Advice to Senior Management
Listen to your employees. Do not under estimate them, as they are more knowledgable in terms of creative and technology. Cut down on the meetings, you are eating the budget away, and not leaving alot of time for the production team to execute potentially awesome ideas, which become mediocre ideas. Sack people who cannot say NO to the client. They just waste the projects budget, by accepting work which is out of the scope and will not stand up for the team when sh*t hits the fan. Project managers need to be more powerful than the client director. Seems like the client director just talks on the phone, goes for lunches and long expensive boat trips. Try doing some probono work, its good for the companies image and encourages people to take on creative projects which in turn will only help the company.
Pros
casual work atmosphere, nice people, sabbatical
Cons
career path very vague, no opportunities to grow
Pros
Incredibly talented domain experts.
Fun work atmosphere .
The experts recognize talent when they see it.
Great domain leadership.
Beer on Fridays... sometimes!
Cons
Client services have no idea how to manage a client's unrealistic expectations. They also tend to promise things without having any idea what's going on.
Project management treats people like machines and thinks that we're all the same. They have a very strong belief in a 'man month'.
Culture enables overtime by introducing stigma to those who resist.
Advice to Senior Management
You're losing amazingly talented people to companies who treat their employees better and pay them more.
Remove bonuses to management based on gross margin -- this incentivizes a sweatshop mentality. Spread profits to the design/production teams.
Pros
Blast Radius has high standards for choosing it's employees, they are looking for more than your technical skills. They are concerned with your communication skills and your personality, because people with the right attitude can work together and produce outstanding results.
This is clearly the case with blast radius.

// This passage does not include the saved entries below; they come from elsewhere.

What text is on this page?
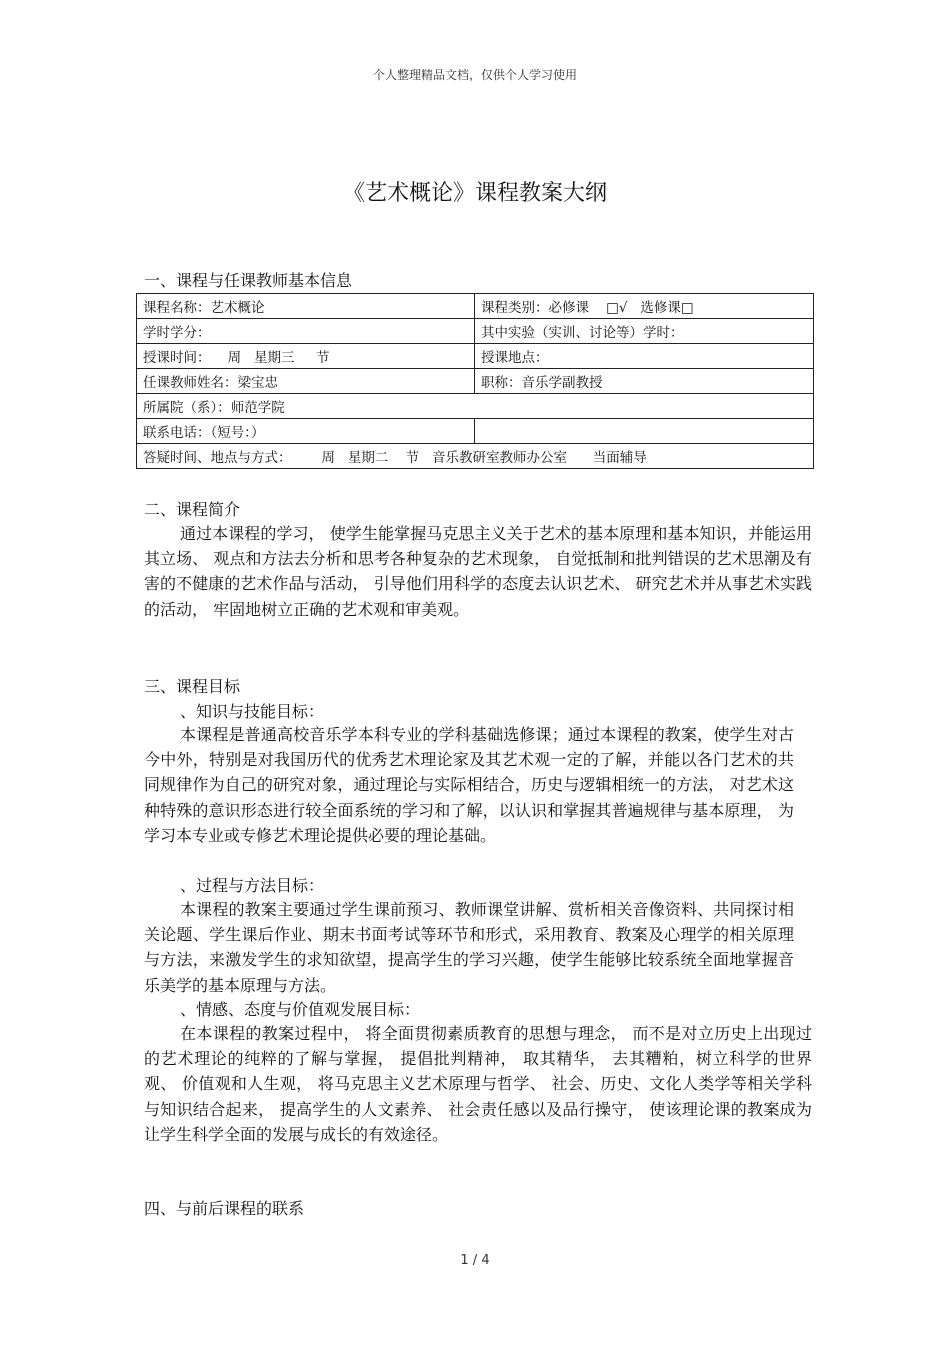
个人整理精品文档，仅供个人学习使用
《艺术概论》课程教案大纲
一、课程与任课教师基本信息
课程名称：艺术概论	课程类别：必修课    □√   选修课□
学时学分：	其中实验（实训、讨论等）学时：
授课时间：    周   星期三     节	授课地点：
任课教师姓名：梁宝忠	职称：音乐学副教授
所属院（系）：师范学院	
联系电话：（短号：）	
答疑时间、地点与方式：       周   星期二    节   音乐教研室教师办公室      当面辅导	
二、课程简介

通过本课程的学习， 使学生能掌握马克思主义关于艺术的基本原理和基本知识，并能运用其立场、 观点和方法去分析和思考各种复杂的艺术现象， 自觉抵制和批判错误的艺术思潮及有害的不健康的艺术作品与活动， 引导他们用科学的态度去认识艺术、 研究艺术并从事艺术实践的活动， 牢固地树立正确的艺术观和审美观。

三、课程目标
、知识与技能目标：

本课程是普通高校音乐学本科专业的学科基础选修课；通过本课程的教案，使学生对古今中外，特别是对我国历代的优秀艺术理论家及其艺术观一定的了解，并能以各门艺术的共同规律作为自己的研究对象，通过理论与实际相结合，历史与逻辑相统一的方法， 对艺术这种特殊的意识形态进行较全面系统的学习和了解，以认识和掌握其普遍规律与基本原理， 为学习本专业或专修艺术理论提供必要的理论基础。

、过程与方法目标：

本课程的教案主要通过学生课前预习、教师课堂讲解、赏析相关音像资料、共同探讨相关论题、学生课后作业、期末书面考试等环节和形式，采用教育、教案及心理学的相关原理与方法，来激发学生的求知欲望，提高学生的学习兴趣，使学生能够比较系统全面地掌握音乐美学的基本原理与方法。

、情感、态度与价值观发展目标：

在本课程的教案过程中， 将全面贯彻素质教育的思想与理念， 而不是对立历史上出现过的艺术理论的纯粹的了解与掌握， 提倡批判精神， 取其精华， 去其糟粕，树立科学的世界观、 价值观和人生观， 将马克思主义艺术原理与哲学、 社会、历史、文化人类学等相关学科与知识结合起来， 提高学生的人文素养、 社会责任感以及品行操守， 使该理论课的教案成为让学生科学全面的发展与成长的有效途径。

四、与前后课程的联系
1 / 4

All the employees are excellent to work with. The management does not force a hierarchical system on the employees, which make for a very productive casual environment where everybody's ideas can be heard and innovation can take place.
Cons
The downside of working for blast radius are the bad clients.
Clients that change their minds, and cannot keep up with the pace of work at blast really hinder the smooth running of projects at blast radius.
Advice to Senior Management
Maintain the casual and non hierarchical environment, that makes it a pleasure to work at blast radius. If the employees lose their freedom to speak back and be heard, blast radius would lose it's edge.
Pros
Flexible work environment, interesting and intelligent coworkers, sometimes interesting projects. Some good process, but project-dependent.
Cons
Getting pulled in different directions when being resourced to multiple projects; sometimes a lot of extra hours necessary to get things done; estimates are never revisited; sometimes terrible scope-creep; low level of software "engineering", most work is short-term gain (which often mimics short-term projects). No increases in compensation for quite some time. Not a good place to further your career except perhaps as a junior/intern, but you may learn a lot of bad habits.
Many projects are touted and bragged about (eg. in company meetings) but then fall into obscurity. Only much later do you hear that they bombed.
Lots of young employees; not a lot of support or connection for those with families.
Advice to Senior Management
Form dedicated teams, get a handle on resourcing, actually pay people for extra hours. Continue to push back on ridiculous clients. Don't let your employees be taken advantage of. Where is the career path?